Misbruik oppaskinderen onderdeel van steeds extremere SM-relatie

Rechtbank Nancy D. zou tijdens het oppassen zeker zeven kinderen hebben misbruikt, terwijl Peter S. op afstand toekeek. Zelf vertelden ze er dinsdag zakelijk over.

Rechtbanktekening van Nancy D. en Peter S. dinsdag in de rechtbank van Den Bosch.
Rechtbanktekening van Nancy D. en Peter S. dinsdag in de rechtbank van Den Bosch.

Foto Aloys Oosterwijk/ANP

Slechts af en toe zoeken de twee personen die verdacht worden van het misbruiken van zeven jonge oppaskinderen de schuld helemaal bij zichzelf.
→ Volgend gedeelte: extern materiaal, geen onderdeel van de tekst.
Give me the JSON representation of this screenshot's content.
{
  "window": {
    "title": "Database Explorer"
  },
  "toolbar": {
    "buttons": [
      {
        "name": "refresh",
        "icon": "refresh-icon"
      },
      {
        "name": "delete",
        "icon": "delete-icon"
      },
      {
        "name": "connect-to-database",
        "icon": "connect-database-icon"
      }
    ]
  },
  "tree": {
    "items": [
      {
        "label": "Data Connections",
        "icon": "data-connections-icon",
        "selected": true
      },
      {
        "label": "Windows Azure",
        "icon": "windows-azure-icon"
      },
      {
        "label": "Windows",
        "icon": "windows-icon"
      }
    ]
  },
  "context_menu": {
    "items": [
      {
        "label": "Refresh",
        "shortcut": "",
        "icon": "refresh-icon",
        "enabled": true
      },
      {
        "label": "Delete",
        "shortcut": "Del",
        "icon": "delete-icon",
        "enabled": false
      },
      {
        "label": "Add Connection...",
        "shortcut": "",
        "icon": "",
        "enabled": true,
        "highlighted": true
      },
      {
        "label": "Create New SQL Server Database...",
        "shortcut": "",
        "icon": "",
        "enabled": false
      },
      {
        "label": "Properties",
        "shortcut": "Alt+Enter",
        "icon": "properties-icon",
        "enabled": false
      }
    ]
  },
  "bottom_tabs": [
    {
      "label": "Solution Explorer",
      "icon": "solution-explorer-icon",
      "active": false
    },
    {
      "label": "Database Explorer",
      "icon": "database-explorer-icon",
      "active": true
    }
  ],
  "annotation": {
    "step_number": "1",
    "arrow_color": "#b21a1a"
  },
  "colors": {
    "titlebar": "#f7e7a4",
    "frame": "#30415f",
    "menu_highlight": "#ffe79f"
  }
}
Nancy D. (54) uit Heel handelde naar eigen zeggen altijd in opdracht van Peter S. (59) uit Herkenbosch, die in hun onderlinge sadomasochistisch getinte relatie de meester was. S. zegt dat het een onderling spel was, „gepingpong” tussen hen tweeën, en dat zij ook op eigen initiatief tot seksuele handelingen bij de meisjes overging.
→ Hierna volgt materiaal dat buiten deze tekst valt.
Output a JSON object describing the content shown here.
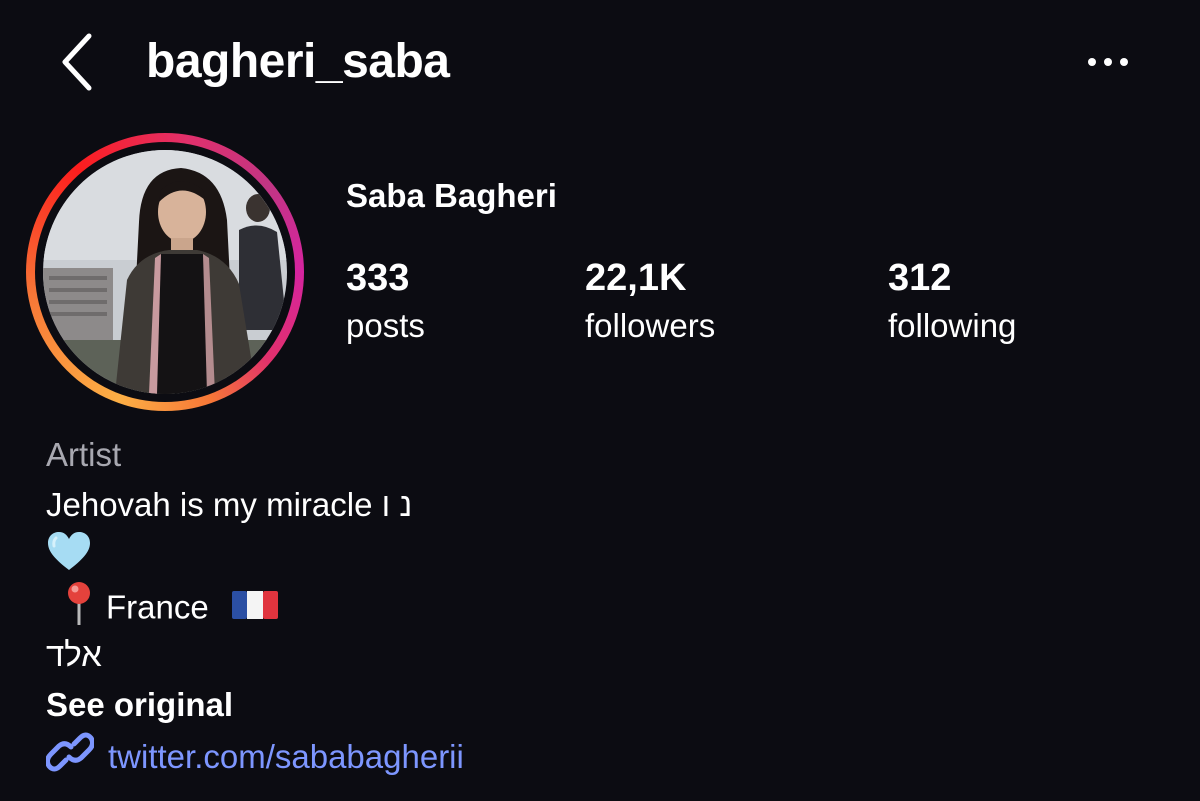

De twee Limburgers staan dinsdag terecht voor de rechtbank in Den Bosch. Het Openbaar Ministerie verwijt hen, naast het misbruik van kinderen tussen de één en zes jaar oud, het maken, verspreiden en bezitten van kinderporno. Alle gevallen deden zich voor van september 2019 tot juni 2021. Toen zagen de ouders van een tweejarig meisje na een avond uit op de camerabeelden van de kinderkamer dat D. hun dochter had misbruikt. Die werd die nacht nog aangehouden. Daaropvolgend onderzoek maakte duidelijk dat de vrouw tijdens het misbruik beeldbelde met S. Hij werd de volgende dag gearresteerd.

„Kabs” noemden de twee hun slachtoffers. Dat stond voor kabouters. Ze werden misbruikt voor de camera. In een deel van de gevallen kwam het tot penetratie. Daar kwamen ook seksuele speeltjes aan te pas. Een deel van de kinderen kreeg netkousen aan, werd stevig opgemaakt en/of geblinddoekt. D. masturbeerde soms in hun bijzijn. S. een aantal malen naar aanleiding van de beelden die hij ontving.

Datingsite

Tijdens de zitting mijden de twee verdachten elkaars blik zorgvuldig, ze zitten enkele meters uiteen. Ze kijken straks voor zich uit naar de rechters.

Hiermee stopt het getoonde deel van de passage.